Monge Genshō: Não podemos dizer que a Yogaccara é uma tradição, podemos dizer que é uma escola de estudo filosófico e está inclusa dentro deste momento de estudo que já é pertencente à chamada terceira roda. Podemos dizer que esse estudo do Yogaccara abrange tudo que veio antes, samskaras é um dos itens dos doze elos da originação interdependente e evidentemente está incluso em tudo isso aí.
P: Entre o Zen japonês e o Chan chinês existem muitas diferenças conceituais ou práticas? O senhor pode citar algumas?

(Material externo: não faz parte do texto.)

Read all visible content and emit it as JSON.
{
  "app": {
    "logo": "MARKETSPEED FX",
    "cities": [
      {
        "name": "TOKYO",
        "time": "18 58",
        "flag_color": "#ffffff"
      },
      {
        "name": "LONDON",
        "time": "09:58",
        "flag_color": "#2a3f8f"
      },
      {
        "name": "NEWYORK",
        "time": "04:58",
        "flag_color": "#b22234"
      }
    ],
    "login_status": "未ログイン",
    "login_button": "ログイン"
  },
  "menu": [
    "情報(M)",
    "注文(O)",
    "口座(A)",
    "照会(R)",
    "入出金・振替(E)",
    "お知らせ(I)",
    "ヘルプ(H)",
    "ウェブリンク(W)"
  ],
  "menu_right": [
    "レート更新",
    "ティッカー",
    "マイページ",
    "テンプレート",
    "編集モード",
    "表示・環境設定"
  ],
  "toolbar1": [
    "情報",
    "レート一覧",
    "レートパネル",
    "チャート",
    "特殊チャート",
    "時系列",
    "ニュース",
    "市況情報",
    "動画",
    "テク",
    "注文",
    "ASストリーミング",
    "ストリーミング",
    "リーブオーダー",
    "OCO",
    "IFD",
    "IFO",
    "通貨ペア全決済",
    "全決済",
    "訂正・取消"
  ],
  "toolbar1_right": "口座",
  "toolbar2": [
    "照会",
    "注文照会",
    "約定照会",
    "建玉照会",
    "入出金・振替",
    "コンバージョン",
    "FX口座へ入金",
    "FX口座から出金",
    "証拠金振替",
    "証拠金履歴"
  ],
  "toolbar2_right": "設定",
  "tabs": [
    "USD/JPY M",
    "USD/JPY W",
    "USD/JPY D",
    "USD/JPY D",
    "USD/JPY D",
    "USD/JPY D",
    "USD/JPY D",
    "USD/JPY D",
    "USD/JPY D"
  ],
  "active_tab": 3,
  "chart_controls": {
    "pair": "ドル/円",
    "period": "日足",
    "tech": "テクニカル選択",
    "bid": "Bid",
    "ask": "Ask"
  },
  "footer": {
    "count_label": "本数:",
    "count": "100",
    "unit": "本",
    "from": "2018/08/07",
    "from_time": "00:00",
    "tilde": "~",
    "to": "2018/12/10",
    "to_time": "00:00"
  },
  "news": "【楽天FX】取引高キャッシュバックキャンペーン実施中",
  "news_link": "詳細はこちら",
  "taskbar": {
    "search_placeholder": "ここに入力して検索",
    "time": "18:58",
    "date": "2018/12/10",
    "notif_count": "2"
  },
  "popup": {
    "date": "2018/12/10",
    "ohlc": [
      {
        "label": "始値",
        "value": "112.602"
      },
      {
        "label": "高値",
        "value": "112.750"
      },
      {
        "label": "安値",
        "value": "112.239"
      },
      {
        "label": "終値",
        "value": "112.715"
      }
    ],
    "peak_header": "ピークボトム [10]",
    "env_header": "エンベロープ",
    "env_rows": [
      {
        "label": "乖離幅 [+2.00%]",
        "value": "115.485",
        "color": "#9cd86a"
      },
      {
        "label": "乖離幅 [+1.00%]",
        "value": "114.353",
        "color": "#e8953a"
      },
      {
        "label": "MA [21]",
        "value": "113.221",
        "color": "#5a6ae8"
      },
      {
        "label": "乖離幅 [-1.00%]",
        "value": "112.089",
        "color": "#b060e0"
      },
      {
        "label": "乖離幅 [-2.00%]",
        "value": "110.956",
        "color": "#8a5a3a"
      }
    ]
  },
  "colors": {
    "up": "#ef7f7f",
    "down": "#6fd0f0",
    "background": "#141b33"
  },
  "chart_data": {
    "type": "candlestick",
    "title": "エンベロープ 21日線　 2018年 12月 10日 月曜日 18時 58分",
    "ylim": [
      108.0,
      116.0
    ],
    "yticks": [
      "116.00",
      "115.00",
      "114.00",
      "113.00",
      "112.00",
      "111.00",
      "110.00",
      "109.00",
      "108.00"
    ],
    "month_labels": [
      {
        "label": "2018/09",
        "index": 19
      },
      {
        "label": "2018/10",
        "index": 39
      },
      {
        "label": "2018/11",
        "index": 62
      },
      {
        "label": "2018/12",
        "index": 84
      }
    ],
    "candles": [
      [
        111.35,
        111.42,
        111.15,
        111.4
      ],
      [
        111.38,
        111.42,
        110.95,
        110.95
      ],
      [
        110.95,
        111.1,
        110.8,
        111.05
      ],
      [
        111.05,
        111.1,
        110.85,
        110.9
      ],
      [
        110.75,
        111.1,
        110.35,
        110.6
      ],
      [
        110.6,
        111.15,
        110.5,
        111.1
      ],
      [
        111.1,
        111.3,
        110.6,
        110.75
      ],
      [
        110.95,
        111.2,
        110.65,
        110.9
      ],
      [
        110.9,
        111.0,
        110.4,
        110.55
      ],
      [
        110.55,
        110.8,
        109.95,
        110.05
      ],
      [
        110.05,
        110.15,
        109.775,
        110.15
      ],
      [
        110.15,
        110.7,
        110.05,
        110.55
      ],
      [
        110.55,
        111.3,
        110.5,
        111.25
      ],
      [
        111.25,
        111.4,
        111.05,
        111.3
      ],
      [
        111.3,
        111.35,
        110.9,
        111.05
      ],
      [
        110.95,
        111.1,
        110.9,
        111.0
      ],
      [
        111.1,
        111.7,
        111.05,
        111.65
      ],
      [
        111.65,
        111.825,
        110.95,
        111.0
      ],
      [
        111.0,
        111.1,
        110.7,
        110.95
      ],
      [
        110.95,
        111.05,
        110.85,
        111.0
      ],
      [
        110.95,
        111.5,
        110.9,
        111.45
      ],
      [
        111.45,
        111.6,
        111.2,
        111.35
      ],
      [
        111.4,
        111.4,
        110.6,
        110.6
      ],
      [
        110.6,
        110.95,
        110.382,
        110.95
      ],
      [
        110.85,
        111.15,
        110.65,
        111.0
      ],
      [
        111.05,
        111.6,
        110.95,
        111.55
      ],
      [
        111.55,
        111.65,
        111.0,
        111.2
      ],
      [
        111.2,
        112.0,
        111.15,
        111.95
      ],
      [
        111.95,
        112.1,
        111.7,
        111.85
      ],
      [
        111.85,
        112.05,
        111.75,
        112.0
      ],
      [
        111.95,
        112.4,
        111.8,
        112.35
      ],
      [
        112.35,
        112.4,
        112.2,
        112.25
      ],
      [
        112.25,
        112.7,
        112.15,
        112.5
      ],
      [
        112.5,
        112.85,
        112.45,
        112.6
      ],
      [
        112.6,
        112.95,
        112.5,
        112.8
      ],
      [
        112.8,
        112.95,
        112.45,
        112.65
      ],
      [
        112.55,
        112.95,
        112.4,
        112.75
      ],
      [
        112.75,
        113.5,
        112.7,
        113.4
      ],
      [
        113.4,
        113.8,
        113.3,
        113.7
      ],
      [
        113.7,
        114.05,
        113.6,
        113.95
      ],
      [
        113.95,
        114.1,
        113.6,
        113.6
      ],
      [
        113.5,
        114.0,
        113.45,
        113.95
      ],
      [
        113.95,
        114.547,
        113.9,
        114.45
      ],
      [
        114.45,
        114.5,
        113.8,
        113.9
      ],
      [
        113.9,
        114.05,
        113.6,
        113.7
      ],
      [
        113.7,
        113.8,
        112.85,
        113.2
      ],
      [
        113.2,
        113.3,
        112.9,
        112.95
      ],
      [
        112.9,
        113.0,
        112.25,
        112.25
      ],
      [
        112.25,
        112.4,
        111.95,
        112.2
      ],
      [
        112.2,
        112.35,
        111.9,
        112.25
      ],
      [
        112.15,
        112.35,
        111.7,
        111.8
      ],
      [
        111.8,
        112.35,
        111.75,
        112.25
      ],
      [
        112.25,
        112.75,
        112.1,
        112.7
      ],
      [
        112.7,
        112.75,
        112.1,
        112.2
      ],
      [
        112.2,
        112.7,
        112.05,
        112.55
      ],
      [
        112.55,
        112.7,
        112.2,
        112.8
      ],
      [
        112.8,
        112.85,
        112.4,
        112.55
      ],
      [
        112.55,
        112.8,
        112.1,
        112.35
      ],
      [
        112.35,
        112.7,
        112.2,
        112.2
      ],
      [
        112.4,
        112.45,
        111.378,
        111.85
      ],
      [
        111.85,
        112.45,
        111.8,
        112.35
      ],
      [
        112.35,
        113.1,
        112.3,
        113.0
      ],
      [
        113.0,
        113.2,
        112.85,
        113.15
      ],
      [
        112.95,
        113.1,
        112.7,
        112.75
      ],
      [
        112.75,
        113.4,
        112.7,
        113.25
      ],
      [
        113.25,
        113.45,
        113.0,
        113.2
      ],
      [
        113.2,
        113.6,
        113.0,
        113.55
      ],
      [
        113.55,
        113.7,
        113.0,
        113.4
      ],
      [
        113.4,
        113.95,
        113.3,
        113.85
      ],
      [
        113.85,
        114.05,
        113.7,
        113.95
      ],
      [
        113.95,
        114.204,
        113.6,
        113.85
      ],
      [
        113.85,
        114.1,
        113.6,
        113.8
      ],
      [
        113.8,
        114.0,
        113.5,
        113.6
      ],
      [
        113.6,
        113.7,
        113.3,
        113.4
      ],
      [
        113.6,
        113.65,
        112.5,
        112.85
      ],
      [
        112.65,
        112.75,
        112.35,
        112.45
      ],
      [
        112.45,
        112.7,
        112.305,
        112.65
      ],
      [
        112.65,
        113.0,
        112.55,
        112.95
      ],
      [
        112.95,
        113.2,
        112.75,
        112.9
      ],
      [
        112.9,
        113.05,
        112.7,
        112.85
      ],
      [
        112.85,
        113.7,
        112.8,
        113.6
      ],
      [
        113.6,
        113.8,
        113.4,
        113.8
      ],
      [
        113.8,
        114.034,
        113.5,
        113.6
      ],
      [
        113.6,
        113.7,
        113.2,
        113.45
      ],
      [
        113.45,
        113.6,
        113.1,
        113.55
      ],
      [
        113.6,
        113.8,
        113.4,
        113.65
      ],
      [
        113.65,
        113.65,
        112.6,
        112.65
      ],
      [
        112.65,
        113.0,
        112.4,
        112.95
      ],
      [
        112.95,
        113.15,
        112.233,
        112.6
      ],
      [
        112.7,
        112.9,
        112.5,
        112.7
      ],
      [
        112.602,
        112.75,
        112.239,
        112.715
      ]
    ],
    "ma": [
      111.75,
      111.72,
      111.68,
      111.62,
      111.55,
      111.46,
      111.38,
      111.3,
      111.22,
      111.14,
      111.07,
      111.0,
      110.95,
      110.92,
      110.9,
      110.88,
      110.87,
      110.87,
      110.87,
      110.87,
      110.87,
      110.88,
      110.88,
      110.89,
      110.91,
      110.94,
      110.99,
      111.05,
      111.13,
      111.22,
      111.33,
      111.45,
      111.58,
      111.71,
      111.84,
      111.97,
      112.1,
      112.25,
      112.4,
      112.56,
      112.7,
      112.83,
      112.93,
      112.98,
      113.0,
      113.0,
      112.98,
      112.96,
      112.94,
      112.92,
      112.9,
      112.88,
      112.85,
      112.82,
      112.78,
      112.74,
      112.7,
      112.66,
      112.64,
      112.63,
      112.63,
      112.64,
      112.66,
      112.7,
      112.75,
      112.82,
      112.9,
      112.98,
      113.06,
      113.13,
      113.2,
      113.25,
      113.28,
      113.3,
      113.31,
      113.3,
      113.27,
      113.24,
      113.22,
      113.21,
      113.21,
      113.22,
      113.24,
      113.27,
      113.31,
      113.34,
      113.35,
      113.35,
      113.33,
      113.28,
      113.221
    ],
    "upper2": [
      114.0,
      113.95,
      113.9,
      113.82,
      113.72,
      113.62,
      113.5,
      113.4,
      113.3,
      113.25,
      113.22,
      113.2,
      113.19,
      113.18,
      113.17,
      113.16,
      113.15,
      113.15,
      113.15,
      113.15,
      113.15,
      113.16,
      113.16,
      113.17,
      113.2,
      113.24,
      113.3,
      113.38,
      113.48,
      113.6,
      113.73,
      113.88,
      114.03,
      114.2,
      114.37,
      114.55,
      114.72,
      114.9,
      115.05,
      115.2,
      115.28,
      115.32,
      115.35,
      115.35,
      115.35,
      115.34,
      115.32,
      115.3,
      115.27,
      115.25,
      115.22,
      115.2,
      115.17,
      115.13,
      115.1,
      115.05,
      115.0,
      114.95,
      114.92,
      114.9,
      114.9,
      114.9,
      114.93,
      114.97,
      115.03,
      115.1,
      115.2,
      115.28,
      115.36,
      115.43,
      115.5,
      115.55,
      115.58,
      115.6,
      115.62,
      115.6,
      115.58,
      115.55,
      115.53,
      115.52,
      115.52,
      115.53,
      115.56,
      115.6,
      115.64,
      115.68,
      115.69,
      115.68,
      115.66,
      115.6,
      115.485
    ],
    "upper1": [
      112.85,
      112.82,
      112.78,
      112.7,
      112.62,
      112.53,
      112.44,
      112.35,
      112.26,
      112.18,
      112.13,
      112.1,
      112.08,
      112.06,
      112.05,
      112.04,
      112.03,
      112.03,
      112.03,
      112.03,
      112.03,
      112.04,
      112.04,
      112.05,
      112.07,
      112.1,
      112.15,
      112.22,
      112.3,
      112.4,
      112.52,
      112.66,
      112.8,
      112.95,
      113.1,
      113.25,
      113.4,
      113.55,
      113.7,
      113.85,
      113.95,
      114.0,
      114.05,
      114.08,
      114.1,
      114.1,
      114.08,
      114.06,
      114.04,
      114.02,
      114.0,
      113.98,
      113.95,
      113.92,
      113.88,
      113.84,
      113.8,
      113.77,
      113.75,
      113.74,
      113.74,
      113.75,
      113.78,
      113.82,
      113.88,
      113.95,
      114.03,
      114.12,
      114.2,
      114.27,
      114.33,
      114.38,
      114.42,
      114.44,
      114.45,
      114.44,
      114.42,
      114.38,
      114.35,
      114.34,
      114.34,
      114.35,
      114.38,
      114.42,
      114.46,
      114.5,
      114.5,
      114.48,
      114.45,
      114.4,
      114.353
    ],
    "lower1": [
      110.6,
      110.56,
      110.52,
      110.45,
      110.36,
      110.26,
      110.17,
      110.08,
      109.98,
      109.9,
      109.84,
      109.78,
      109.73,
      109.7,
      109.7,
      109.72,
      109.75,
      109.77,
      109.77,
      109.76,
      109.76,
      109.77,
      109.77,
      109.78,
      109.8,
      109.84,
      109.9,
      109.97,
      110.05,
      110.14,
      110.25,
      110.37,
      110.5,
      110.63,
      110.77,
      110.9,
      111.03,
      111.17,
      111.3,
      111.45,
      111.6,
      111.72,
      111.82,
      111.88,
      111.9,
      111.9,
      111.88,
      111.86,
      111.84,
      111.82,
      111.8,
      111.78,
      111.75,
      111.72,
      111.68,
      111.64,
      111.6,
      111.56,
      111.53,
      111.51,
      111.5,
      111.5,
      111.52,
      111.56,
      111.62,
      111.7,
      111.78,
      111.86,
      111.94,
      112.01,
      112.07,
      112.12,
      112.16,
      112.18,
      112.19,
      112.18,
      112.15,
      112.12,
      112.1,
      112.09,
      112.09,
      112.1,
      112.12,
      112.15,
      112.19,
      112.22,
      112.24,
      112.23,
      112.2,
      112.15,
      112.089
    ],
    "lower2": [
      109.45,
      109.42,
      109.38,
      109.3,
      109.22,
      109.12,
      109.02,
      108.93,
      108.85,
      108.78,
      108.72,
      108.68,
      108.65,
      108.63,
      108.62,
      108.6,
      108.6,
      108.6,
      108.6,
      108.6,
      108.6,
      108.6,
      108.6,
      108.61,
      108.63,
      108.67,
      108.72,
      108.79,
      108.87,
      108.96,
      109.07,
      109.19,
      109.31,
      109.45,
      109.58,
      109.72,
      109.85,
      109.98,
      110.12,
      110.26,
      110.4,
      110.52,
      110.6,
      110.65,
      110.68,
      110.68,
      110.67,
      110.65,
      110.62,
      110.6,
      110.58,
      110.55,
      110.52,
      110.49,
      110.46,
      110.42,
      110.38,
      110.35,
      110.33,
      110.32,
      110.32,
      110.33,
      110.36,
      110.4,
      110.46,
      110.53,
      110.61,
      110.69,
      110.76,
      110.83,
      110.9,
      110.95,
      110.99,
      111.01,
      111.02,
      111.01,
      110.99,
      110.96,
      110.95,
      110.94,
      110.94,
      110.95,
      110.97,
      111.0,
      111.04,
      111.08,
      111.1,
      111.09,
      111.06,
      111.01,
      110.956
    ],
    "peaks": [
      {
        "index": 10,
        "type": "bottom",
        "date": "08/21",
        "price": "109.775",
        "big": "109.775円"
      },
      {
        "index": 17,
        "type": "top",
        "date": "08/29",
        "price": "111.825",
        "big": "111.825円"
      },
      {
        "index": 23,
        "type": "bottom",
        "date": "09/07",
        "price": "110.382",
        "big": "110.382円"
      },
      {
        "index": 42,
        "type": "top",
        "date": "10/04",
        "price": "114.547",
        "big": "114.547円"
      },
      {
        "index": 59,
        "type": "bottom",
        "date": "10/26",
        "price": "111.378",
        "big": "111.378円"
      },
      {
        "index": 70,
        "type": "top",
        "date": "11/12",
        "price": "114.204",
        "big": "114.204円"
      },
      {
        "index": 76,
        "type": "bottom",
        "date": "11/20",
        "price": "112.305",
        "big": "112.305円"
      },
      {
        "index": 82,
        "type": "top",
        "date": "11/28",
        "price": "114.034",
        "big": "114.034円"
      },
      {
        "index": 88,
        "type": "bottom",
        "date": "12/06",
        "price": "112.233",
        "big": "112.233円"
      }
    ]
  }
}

Monge Genshō: Creio que a diferença é mais presente nos dias de hoje, quando Dōgen, lá no século XIII, foi até a china estudar o Zen com Tendō Nyojō, a tradição do Zen não tinha se sincretizado, o ensinamento de Tendō Nyojō não tinha se sincretizado com outras escolas como a escola Terra Pura. Houve o surgimento dessa escola Terra Pura, que é uma escola que em síntese diz que nós somos muito ruins, não somos capazes de manter uma boa prática no mundo, e estamos falando de muitos séculos atrás, que não era possível, por exemplo, seguir os preceitos e que devia-se confiar numa intervenção salvífica de um bodhisattva que nos ajudasse a nascer numa Terra Pura. Essa ideia salvífica, que parece bastante até com certos aspectos do cristianismo, de salvação pela graça, que surge no calvinismo, por exemplo, ela se sincretizou, porque é muito mais fácil ensinar isso, você apenas pede ao Buddha Amida, um bodhisattva salvador, que o leve a renascer numa terra pura onde a prática seja possível, porque aqui nesta terra não dá. De modo que a meditação foi abandonada. Então a escola Chan acabou se dividindo em dois aspectos, o ensinamento do Zen realmente com meditação para monges e o ensinamento de Terra Pura, salvífico, para a população. E isso então causou uma grande diferença, porque o Zen japonês preservou aquele ensinamento do tempo de Tendō Nyojō. Então o Zen japonês manteve-se mais distante de qualquer sincretismo com a escola terra pura. Não que ele tenha ficado isento de sincretismos com o xintoísmo japonês, que aparece em certas práticas como culto aos ancestrais, aos antepassados, e coisas assim, que na verdade não fazem parte do Zen, são incorporações culturais provenientes do xintoísmo. E mesmo a adoção de reverências a divindades ou coisas típicas do panteão xintoísta, isso foi feito também por motivos de sobrevivência, mas não há nenhuma necessidade para nós aqui agora, na Daissen, de adotarmos práticas que na verdade provém do xintoísmo ou do confucionismo e não tem nada a ver com o ensinamento básico de Buda. Se não existem almas nem espíritos permanentes, que sentido haveria em fazer culto aos ancestrais? Nenhum, essa é a verdade. No entanto, no Budismo japonês isso é tradicional. Então essas são diferenças que vão marcando a nossa prática na Daissen da prática tradicional da própria escola no Japão.